On Wednesday, I went to the Urban Land Institute – Railyard Developer Luncheon. Frankly, I was pretty disappointed. Here we have this incredible redevelopment project the size of downtown Sacramento. Almost the entire discussion was dominated by the Q and R ballot initiatives, even more specifically whether or not the Kings would leave Sacramento.

This is not to say that the debate about this isn’t necessary but my interest lies more in the overall development than just the Arena which, as many probably know, is only one of six “Districts” that will be developed over a 20-year timeframe.

This is an incredible opportunity for the city of Sacramento. Regardless of the Arena outcome, the Railyards Development stands to bring a lot of people downtown. There are 10,000 residential units planned. The districts will include an intermodal transportation hub, a Fifth Street Emporium, a Sports and Entertainment District, a Riverfront District, a Central Shopping District, and a Residential Housing District. So here are a few of the Railyard facts that I found interesting.

  1. The site is 240 acres which apparently is the largest redevelopment site in the country.
  2. It is a public/private joint venture that will require up-front infrastructure improvements of $500,000,000. Yes that is a half a billion dollars. I did not understand how much of that money was “seed money” and the cities’ responsibility and how much would be put in place by the developer.
  3. The project is currently “upside down”. The current market conditions do not support the entire project build-out.
  4. The Railyards Development stands on its own without the Arena. This is good to know since the arena deal seems a little out of reach. Rob Fong – Vice Mayor of the City of Sacramento stated that “on their best day they knew the deal had a four in ten chance of passing.” He also said that 32% of Californians always vote down tax increases.

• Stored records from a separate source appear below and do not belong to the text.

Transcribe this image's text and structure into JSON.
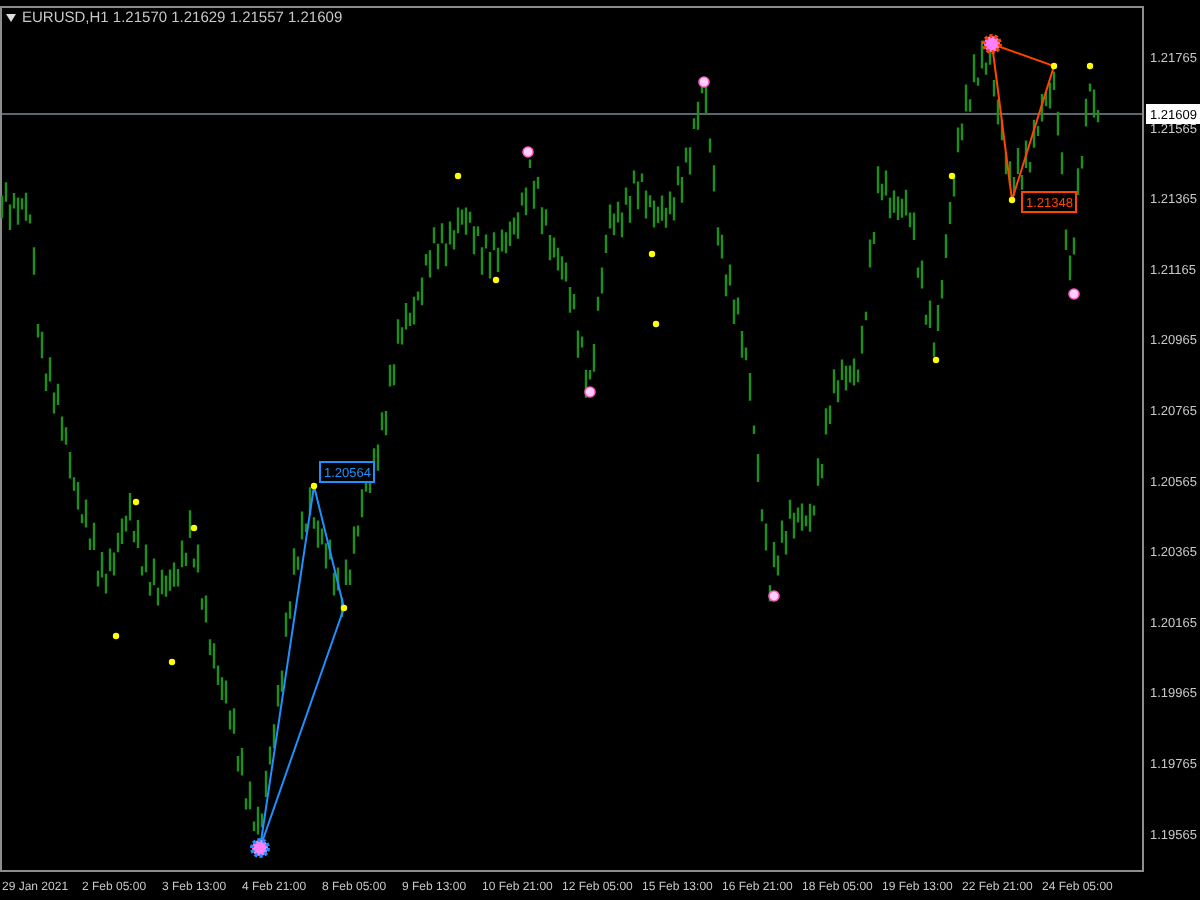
{
  "symbol_bar": {
    "symbol": "EURUSD,H1",
    "quotes": [
      "1.21570",
      "1.21629",
      "1.21557",
      "1.21609"
    ]
  },
  "price_axis": [
    "1.21765",
    "1.21565",
    "1.21365",
    "1.21165",
    "1.20965",
    "1.20765",
    "1.20565",
    "1.20365",
    "1.20165",
    "1.19965",
    "1.19765",
    "1.19565"
  ],
  "current_price": "1.21609",
  "time_axis": [
    "29 Jan 2021",
    "2 Feb 05:00",
    "3 Feb 13:00",
    "4 Feb 21:00",
    "8 Feb 05:00",
    "9 Feb 13:00",
    "10 Feb 21:00",
    "12 Feb 05:00",
    "15 Feb 13:00",
    "16 Feb 21:00",
    "18 Feb 05:00",
    "19 Feb 13:00",
    "22 Feb 21:00",
    "24 Feb 05:00"
  ],
  "patterns": [
    {
      "label": "1.20564",
      "color": "#1e90ff"
    },
    {
      "label": "1.21348",
      "color": "#ff4500"
    }
  ]
}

Does the Railyards Development need an Arena? For economic viability, no. Why then? The core issue seems to be about Sacramento’s identity: those arguing for the Arena point to cities like San Antonio, Atlanta, Seattle, Denver and others, all of whom have downtown Arenas.

I guess I’m still just amazed at the scale and diversity of the whole project. And I hope people don’t get so divided about the Arena issue that they can’t see the many other aspects of the project that deserve our attention, besides a sports team and its owners.

Micah

Tags: author: micah · downtown · sacramento · transportation

2 responses so far ↓

  • 1 Jason // Oct 27, 2006 at 6:27 pm

    Fong’s statement–”on their best day, they knew the deal had a four in ten chance of passing”–makes me wonder why they’ve put so much money into such bad odds.

    Wow–the largest redevelopment in the country. I really hope we do this right. 240 acres is a lot of urban land.

  • 2 Micah // Oct 28, 2006 at 1:46 pm

    There will be parcels for sale to other developers. Thomas Enterprises only has 1.5 Billion of funds for build-out. We might get our chance.